お召し列車の運行目的は昭和14年3月の臨時東京第三病院訪問を除き、全てが陸軍士官学校で行われた卒業式及び閲兵式となり、いずれも原町田駅(現在の町田駅)が利用されました。
お召しホームの開設
昭和12年12月に初めて行われた天皇行幸に際して、原町田駅前から陸軍士官学校までの府中道(現・都県道51号線)の改良が地元の人々の勤労奉仕も受けつつ急ピッチで行われます。
一方で原町田駅には昭和17年までは専用のホームは設置されず、一般旅客ホームが使用されていました。
駅本屋側ホームが昭和12年以降で延長された形跡があり、長編成であったお召し列車が発着できるよう整備されたと考えられます。

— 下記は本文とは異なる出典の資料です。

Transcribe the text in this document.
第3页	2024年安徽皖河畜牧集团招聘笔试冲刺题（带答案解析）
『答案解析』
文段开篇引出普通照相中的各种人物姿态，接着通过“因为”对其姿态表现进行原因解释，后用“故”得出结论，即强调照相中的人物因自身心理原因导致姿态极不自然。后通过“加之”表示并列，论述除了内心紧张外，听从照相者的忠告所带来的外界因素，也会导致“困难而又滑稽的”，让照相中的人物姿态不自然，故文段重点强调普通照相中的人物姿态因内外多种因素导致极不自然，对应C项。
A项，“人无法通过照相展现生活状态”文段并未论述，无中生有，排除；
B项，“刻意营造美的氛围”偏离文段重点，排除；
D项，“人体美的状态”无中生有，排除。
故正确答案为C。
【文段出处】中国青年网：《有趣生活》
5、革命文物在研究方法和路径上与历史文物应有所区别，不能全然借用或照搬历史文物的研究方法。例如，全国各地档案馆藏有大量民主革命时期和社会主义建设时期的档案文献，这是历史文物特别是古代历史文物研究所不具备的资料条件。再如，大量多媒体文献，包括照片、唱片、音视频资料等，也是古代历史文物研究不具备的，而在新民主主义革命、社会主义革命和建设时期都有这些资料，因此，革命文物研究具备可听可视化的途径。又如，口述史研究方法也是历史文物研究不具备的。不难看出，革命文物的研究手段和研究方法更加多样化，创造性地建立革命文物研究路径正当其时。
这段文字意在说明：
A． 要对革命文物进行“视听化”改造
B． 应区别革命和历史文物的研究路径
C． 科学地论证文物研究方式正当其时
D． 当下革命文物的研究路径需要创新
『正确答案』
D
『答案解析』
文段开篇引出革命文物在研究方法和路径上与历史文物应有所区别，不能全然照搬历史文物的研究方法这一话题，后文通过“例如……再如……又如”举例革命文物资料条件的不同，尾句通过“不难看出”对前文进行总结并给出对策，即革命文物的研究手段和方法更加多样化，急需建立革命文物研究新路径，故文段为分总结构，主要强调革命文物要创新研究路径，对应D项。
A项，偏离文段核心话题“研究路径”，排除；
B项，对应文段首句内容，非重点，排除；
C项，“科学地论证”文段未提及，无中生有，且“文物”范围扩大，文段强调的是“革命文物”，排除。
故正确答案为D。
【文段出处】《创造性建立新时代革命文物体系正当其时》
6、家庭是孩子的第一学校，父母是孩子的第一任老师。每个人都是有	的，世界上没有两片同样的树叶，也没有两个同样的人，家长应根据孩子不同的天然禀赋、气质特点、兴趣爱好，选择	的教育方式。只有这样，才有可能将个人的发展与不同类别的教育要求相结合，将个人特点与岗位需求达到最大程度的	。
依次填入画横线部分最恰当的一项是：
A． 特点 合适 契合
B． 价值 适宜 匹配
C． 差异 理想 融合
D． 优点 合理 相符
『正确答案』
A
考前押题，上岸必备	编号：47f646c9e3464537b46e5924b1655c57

昭和18年~19年頃に理由は不明ですが急遽、皇族用ホームが開設されます。
場所は横浜線を渡らず人家も密集していない町田駅の南側で、貴賓室などのいくつかの建物と生垣に囲まれた駅前広場も併せて整備されます。
お召し列車は八王子方面へ発着することを原則としていたようで、八王子方面の分岐器を少なくし曲線も緩やかになあるように皇室用ホームから本線との分岐器までの距離も長めに敷設されました。